Deciding on a compression strategy is more difficult. It depends strongly on how the HDF5 files will be used. Are they a transport format and will be converted to proprietary formats on the ECDIS, e.g. SENC? Or will these formats be used directly in a read-only fashion on the ECDIS? 3.1 At BSH, we currently assume that it is a transport format. Due to the S-102, the transport size is limited to 10 MB. Furthermore, the transmission paths (e.g. satellite) are cost-intensive. Therefore, the goal should be to keep the transport size as small as possible. After the data has been received on the ECDIS system, it can still be converted to a more efficient or non-compressed format. 3.2 Our chunk size always corresponds to the complete size of the coverage. We have found that this saves the most storage space.
S-102_file_size_experiment_v2.pdf Model updated after addition of some New Zealand data. No substantive changes to model parameters.
Willing to add in more data if people want to send me their data.
As mentioned in the product spec V2.2 discussion, I reckon Table 16 is a bit out. There is the potential to add in something like the isolines graph or an alternative table (noting its a three dimensional problem: file size, grid resolution, spatial coverage)

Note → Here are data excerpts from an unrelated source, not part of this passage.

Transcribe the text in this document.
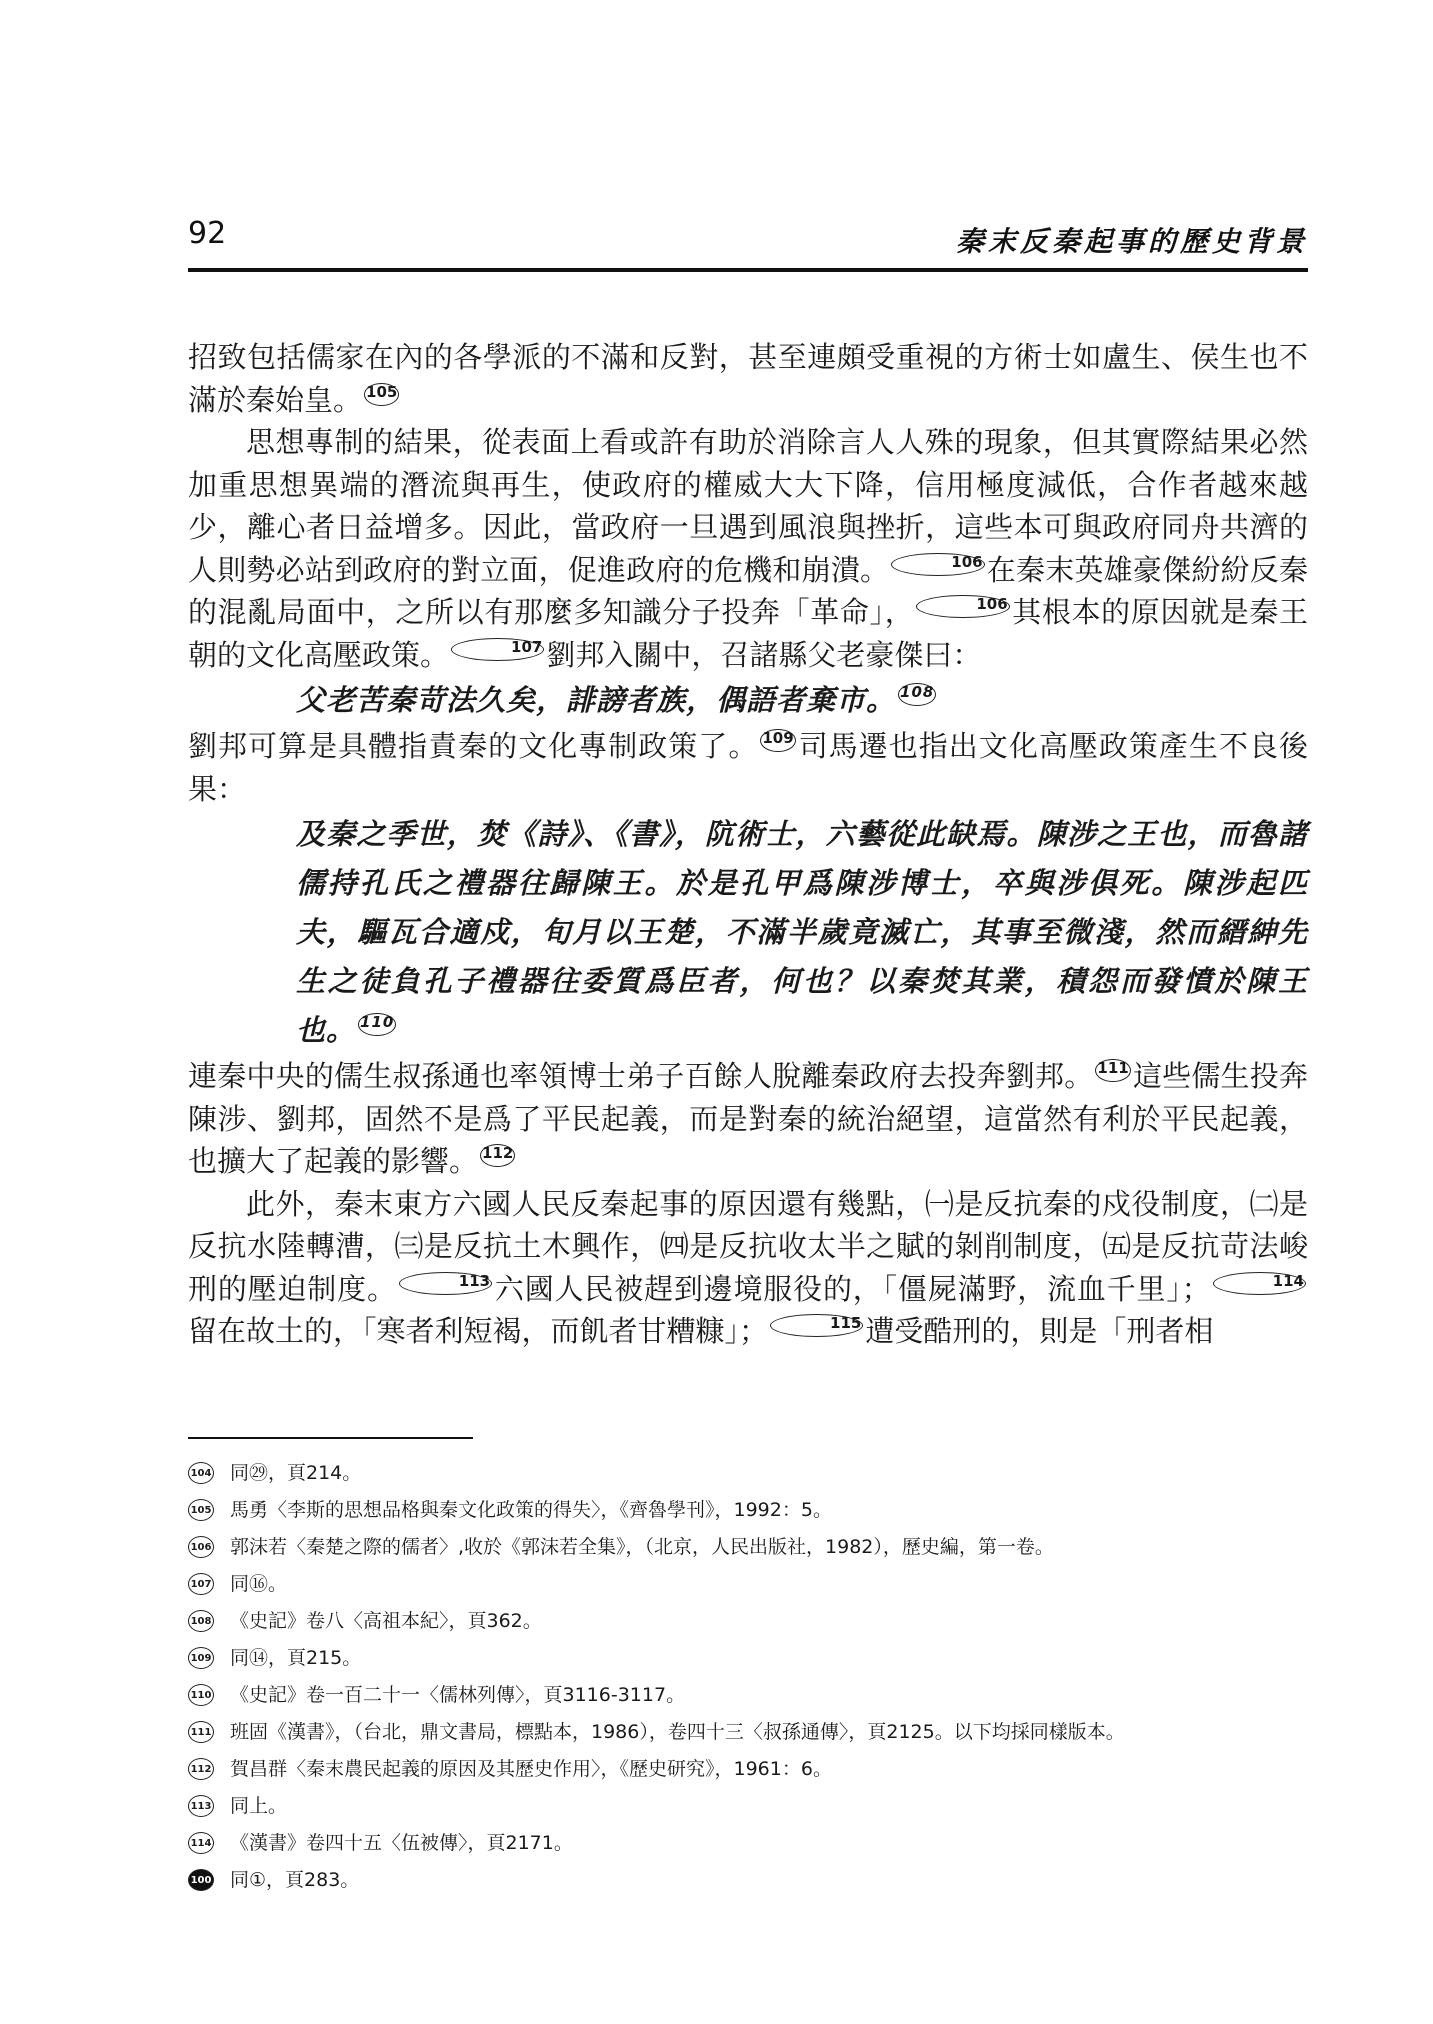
92	秦末反秦起事的歷史背景

招致包括儒家在內的各學派的不滿和反對，甚至連頗受重視的方術士如盧生、侯生也不滿於秦始皇。 105

思想專制的結果，從表面上看或許有助於消除言人人殊的現象，但其實際結果必然加重思想異端的潛流與再生，使政府的權威大大下降，信用極度減低，合作者越來越少，離心者日益增多。因此，當政府一旦遇到風浪與挫折，這些本可與政府同舟共濟的人則勢必站到政府的對立面，促進政府的危機和崩潰。	106 在秦末英雄豪傑紛紛反秦的混亂局面中，之所以有那麼多知識分子投奔「革命」，	106 其根本的原因就是秦王朝的文化高壓政策。	107 劉邦入關中，召諸縣父老豪傑曰：

父老苦秦苛法久矣，誹謗者族，偶語者棄市。 108

劉邦可算是具體指責秦的文化專制政策了。 109 司馬遷也指出文化高壓政策產生不良後果：

及秦之季世，焚《詩》、《書》，阬術士，六藝從此缺焉。陳涉之王也，而魯諸儒持孔氏之禮器往歸陳王。於是孔甲爲陳涉博士，卒與涉俱死。陳涉起匹夫，驅瓦合適戍，旬月以王楚，不滿半歲竟滅亡，其事至微淺，然而縉紳先生之徒負孔子禮器往委質爲臣者，何也？以秦焚其業，積怨而發憤於陳王也。 110

連秦中央的儒生叔孫通也率領博士弟子百餘人脫離秦政府去投奔劉邦。 111 這些儒生投奔陳涉、劉邦，固然不是爲了平民起義，而是對秦的統治絕望，這當然有利於平民起義，也擴大了起義的影響。 112

此外，秦末東方六國人民反秦起事的原因還有幾點，㈠是反抗秦的戍役制度，㈡是反抗水陸轉漕，㈢是反抗土木興作，㈣是反抗收太半之賦的剝削制度，㈤是反抗苛法峻刑的壓迫制度。	113 六國人民被趕到邊境服役的，「僵屍滿野，流血千里」；	114留在故土的，「寒者利短褐，而飢者甘糟糠」；	115 遭受酷刑的，則是「刑者相

104 同㉙，頁214。
105 馬勇〈李斯的思想品格與秦文化政策的得失〉，《齊魯學刊》，1992：5。
106 郭沫若〈秦楚之際的儒者〉,收於《郭沫若全集》，（北京，人民出版社，1982），歷史編，第一卷。
107 同⑯。
108 《史記》卷八〈高祖本紀〉，頁362。
109 同⑭，頁215。
110 《史記》卷一百二十一〈儒林列傳〉，頁3116-3117。
111 班固《漢書》，（台北，鼎文書局，標點本，1986），卷四十三〈叔孫通傳〉，頁2125。以下均採同樣版本。
112 賀昌群〈秦末農民起義的原因及其歷史作用〉，《歷史研究》，1961：6。
113 同上。
114 《漢書》卷四十五〈伍被傳〉，頁2171。
100 同①，頁283。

@giumas all values are derived from h5 files exported from Caris Base Editor - no options about compression were chosen, just what the software did all by itself.

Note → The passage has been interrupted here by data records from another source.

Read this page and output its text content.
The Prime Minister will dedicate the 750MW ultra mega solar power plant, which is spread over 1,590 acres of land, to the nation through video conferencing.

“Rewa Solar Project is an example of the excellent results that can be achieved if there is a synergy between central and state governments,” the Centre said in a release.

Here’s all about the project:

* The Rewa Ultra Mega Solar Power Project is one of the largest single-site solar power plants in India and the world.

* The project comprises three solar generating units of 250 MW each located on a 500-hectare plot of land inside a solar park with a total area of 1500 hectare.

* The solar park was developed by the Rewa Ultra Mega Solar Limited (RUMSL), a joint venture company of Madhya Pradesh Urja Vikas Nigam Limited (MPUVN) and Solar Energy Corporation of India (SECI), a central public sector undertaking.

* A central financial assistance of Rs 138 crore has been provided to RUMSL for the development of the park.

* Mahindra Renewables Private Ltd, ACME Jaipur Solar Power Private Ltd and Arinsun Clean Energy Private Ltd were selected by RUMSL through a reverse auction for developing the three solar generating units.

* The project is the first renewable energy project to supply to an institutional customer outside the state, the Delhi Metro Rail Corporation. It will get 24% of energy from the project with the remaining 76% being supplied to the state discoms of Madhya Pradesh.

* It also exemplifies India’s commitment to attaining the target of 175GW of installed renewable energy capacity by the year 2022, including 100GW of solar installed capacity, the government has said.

During PT13, we discussed this issue. As it merits further discussion and investigation, we will keep this issue open.
I have some additional surveys that I was going to produce trial S-102 datasets for in next few weeks, which I plan to add in to the data set.

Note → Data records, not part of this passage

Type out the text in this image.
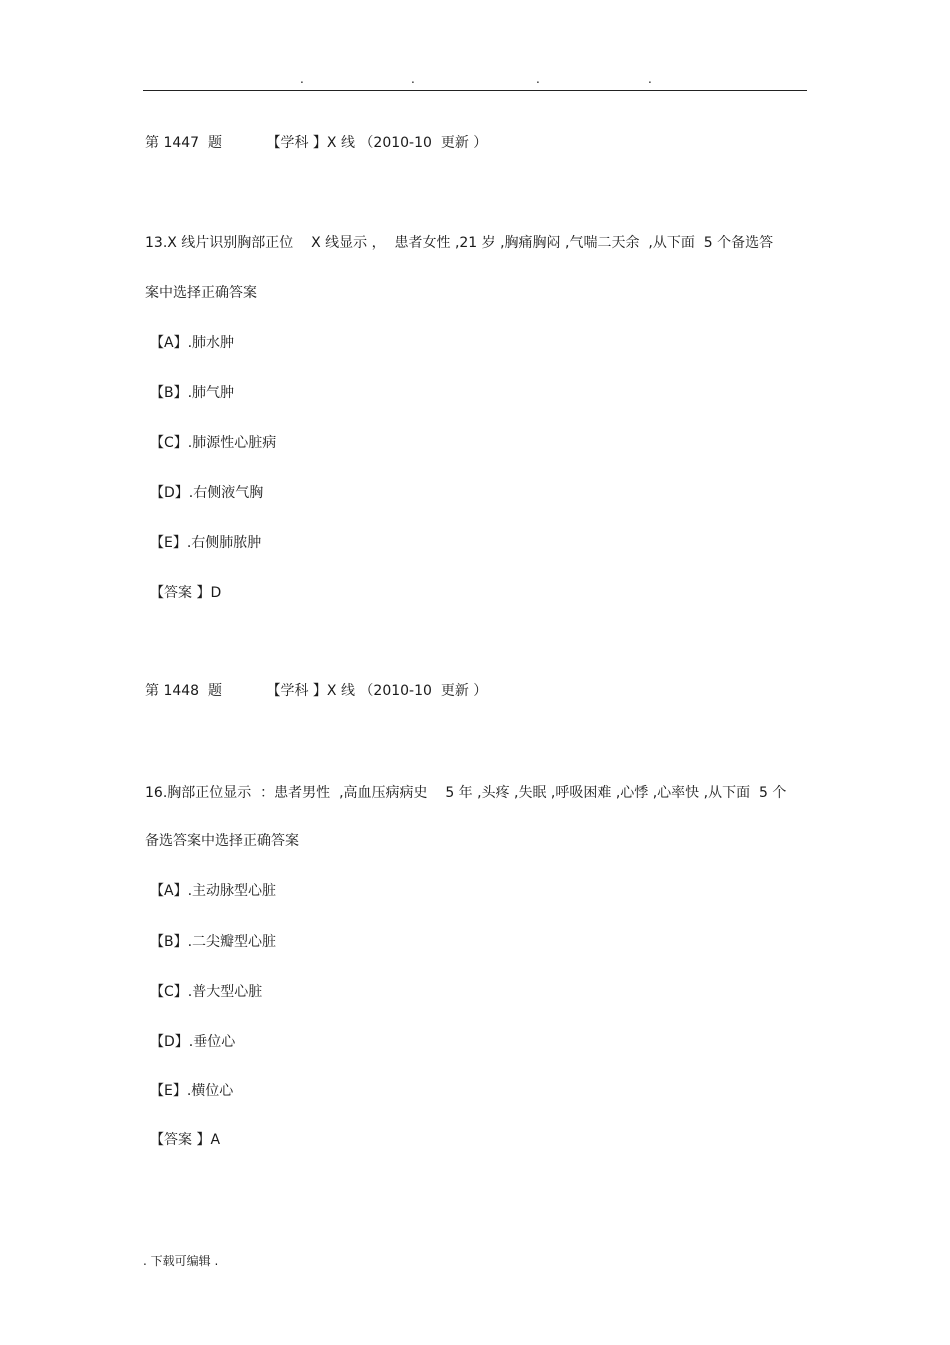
.	.	.	.
第 1447  题          【学科 】X 线 （2010-10  更新 ）
13.X 线片识别胸部正位    X 线显示 ，  患者女性 ,21 岁 ,胸痛胸闷 ,气喘二天余  ,从下面  5 个备选答
案中选择正确答案
【A】.肺水肿
【B】.肺气肿
【C】.肺源性心脏病
【D】.右侧液气胸
【E】.右侧肺脓肿
【答案 】D
第 1448  题          【学科 】X 线 （2010-10  更新 ）
16.胸部正位显示  ：患者男性  ,高血压病病史    5 年 ,头疼 ,失眠 ,呼吸困难 ,心悸 ,心率快 ,从下面  5 个
备选答案中选择正确答案
【A】.主动脉型心脏
【B】.二尖瓣型心脏
【C】.普大型心脏
【D】.垂位心
【E】.横位心
【答案 】A
. 下载可编辑 .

I think more salient point however is that Table 16 is perhaps a little inaccurate.
Chair has action to ensure info is available in the Wiki. Once ensured, this issue can be closed (per PT16 decision).
From: Paul Rustomji To: S-102 Project Team Re: S-102 file size resources 1 March 2023
Attachment 1: S-102 File Size Model (pdf)
Attachment 2: S-102 File Size Isolines (pdf)
Attached are two PDF files I have derived to answer my own questions about how big S-102 file sizes are likely to be. Here in Aus we are trying to scheme up some S-102 test data sets but are unlikely at this stage to follow a regular gridded product boundary model. More likely will be odd shapes matching particular user needs (e.g., choke points or difficult to navigate pilotage areas). But need to be cognisant of what volumes of data are associated with different S-102 cell resolution/areal extent combinations and what can be managed in the maritime world (still talking in the low 1-30 MB range rather than hundreds of MB range, I presume).
So using one test data set, I’ve exported Caris CSAR files (with an uncertainty band of fixed value of 5.15 m) to .h5 format for a fixed geographic area, after regridding at progressively coarser resolutions. There is (as expected) a log-log linear relationship between area specific file size and grid resolution. Which I have then back calculated areal coverage for a given file size and resolution combination (see the file size isolines pdf).
It's in metric units; sorry.
Paul